During the yellow fever epidemic of the 1960s, the World Health Organization introduced the yellow card to help curb the proliferation of the disease overseas. The yellow card is still required in order to travel to some places around the world.
History is set to repeat itself once again as the US braces itself for the distribution of the COVID-19 vaccine which is considered by regulators as the ticket to opening the world economy. Those in the know say that this time the vaccination health certificate will come in digital form.
Major airlines such as Lufthansa, JetBlue, and United have already stated their intentions to introduce something called the CommonPass, which is a health passport app that passengers will be required to present as proof of vaccination or test results.
Through the app, confirmation codes will be generated to show that the passenger is clear to board. Reports state that a similar digital credential system will soon be utilized in entertainment venues, summer camps, schools, and places of employment.

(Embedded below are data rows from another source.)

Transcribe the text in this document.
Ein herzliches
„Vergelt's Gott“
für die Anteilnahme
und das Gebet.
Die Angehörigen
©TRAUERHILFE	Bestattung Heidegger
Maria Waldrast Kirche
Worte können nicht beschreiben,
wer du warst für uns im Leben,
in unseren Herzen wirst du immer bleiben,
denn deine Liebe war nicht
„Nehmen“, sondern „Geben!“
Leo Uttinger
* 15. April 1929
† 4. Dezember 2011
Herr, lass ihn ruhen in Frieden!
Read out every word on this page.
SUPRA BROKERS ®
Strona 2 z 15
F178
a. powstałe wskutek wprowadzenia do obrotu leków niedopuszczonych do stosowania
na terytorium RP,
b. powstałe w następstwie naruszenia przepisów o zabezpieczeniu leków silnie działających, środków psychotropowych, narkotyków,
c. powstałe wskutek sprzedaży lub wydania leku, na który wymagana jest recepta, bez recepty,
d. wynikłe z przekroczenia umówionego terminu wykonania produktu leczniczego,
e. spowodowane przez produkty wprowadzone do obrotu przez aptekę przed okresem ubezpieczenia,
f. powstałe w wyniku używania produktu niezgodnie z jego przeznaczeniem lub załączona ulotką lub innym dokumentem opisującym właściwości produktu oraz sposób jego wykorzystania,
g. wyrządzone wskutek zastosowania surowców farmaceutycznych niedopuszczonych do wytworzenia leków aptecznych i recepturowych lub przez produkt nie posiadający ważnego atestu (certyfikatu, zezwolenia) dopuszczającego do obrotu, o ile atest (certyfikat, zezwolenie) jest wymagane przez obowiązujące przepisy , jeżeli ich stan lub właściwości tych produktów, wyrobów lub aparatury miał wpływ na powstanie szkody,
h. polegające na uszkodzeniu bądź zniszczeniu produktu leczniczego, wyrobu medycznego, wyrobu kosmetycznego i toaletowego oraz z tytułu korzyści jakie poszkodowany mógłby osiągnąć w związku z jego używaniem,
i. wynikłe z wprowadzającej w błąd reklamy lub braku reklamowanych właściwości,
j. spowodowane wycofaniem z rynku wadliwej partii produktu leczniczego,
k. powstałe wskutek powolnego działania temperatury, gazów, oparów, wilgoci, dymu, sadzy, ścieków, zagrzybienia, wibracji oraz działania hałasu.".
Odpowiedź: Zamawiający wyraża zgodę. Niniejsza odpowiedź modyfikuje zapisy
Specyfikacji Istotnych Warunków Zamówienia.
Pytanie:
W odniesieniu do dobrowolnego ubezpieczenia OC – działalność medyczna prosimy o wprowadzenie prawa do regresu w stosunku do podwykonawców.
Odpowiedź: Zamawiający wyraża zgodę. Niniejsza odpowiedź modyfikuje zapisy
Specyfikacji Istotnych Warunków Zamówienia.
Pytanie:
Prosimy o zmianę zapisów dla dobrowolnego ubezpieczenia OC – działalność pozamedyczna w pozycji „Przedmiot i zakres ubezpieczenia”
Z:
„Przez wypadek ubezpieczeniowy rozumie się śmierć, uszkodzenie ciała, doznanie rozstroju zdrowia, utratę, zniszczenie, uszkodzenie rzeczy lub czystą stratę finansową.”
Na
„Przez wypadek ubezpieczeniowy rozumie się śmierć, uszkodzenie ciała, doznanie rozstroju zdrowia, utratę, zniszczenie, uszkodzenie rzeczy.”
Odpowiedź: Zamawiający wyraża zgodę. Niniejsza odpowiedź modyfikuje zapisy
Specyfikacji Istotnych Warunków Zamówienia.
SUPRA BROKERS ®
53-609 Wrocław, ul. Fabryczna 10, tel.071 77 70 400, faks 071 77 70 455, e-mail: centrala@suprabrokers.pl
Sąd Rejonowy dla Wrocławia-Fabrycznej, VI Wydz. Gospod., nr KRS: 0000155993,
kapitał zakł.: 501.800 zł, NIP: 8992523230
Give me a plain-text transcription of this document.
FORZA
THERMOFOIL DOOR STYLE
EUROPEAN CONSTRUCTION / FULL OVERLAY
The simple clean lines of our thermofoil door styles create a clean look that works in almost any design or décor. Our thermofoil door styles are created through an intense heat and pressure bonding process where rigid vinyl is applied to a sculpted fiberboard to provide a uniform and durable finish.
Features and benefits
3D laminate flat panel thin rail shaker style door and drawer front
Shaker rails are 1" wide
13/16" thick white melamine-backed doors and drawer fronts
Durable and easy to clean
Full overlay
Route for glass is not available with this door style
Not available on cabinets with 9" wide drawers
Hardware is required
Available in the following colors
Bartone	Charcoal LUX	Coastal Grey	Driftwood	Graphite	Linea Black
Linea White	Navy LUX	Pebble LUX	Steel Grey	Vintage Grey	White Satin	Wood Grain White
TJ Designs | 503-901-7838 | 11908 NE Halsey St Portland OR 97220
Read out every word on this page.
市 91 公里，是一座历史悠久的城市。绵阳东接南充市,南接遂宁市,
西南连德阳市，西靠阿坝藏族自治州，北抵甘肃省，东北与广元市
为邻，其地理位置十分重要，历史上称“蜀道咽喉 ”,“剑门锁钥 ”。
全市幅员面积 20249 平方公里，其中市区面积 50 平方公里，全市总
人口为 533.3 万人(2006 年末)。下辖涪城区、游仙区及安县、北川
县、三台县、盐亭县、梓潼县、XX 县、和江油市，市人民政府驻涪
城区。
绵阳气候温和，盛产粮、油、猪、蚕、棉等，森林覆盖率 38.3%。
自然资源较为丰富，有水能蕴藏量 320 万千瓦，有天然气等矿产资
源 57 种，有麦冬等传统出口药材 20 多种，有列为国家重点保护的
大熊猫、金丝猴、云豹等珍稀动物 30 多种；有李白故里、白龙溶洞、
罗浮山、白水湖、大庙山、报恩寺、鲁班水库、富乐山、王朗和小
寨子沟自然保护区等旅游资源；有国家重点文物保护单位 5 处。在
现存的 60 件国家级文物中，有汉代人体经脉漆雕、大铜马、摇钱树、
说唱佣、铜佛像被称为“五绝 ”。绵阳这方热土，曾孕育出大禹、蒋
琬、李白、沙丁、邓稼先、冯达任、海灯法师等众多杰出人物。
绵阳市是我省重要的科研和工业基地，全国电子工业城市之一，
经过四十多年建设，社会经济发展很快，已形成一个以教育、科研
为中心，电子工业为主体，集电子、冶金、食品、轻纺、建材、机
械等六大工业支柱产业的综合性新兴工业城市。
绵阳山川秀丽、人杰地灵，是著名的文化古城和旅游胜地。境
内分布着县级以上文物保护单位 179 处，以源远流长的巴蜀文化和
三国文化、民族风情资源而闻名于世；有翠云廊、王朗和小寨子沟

Of course, this digital vaccination certificate has been introduced under the guise of curbing the spread of the COVID-19 epidemic and bringing back economic activity to the world. It will enable college campuses and major employment offices to open up safely. These certificates are also expected to enable entertainment venues and activities to resume, including sports arenas, cruise ships, and movie theatres.
Although this sounds all good and well, there’s a major concern around the division that a health pass of this sort might cause. For instance, there are those who may not be able to afford vaccines or may not have access to online verification tools required to gain access to these desirable destinations.
Then there’s the question of how this app will affect people’s civil liberties as it could be an invasive form of social control not too different from the Chinese CCP social security system which involves a level of surveillance that’s reprehensible to liberty-leaning individuals and those who live in democratic countries.
It’s important to remember that this wouldn’t be the first time in history that public health would have been leveraged to enact wide-ranging tyranny. If history is truly repeating itself, then these apps could very well be utilized as a tool of control to keep certain people from accessing general society due to being deemed “undesirable.”
Needless to say, ushering in a system of digital control can open a whole can of worms for a society that hasn’t taken the time necessary to fully vet these innovations.
At the very least, it’s worth ensuring that they won’t be leveraged in a way that impedes any one group’s ability to participate in society and they have to go through testing and regulation to make sure that they don’t enable any unwanted discrepancies.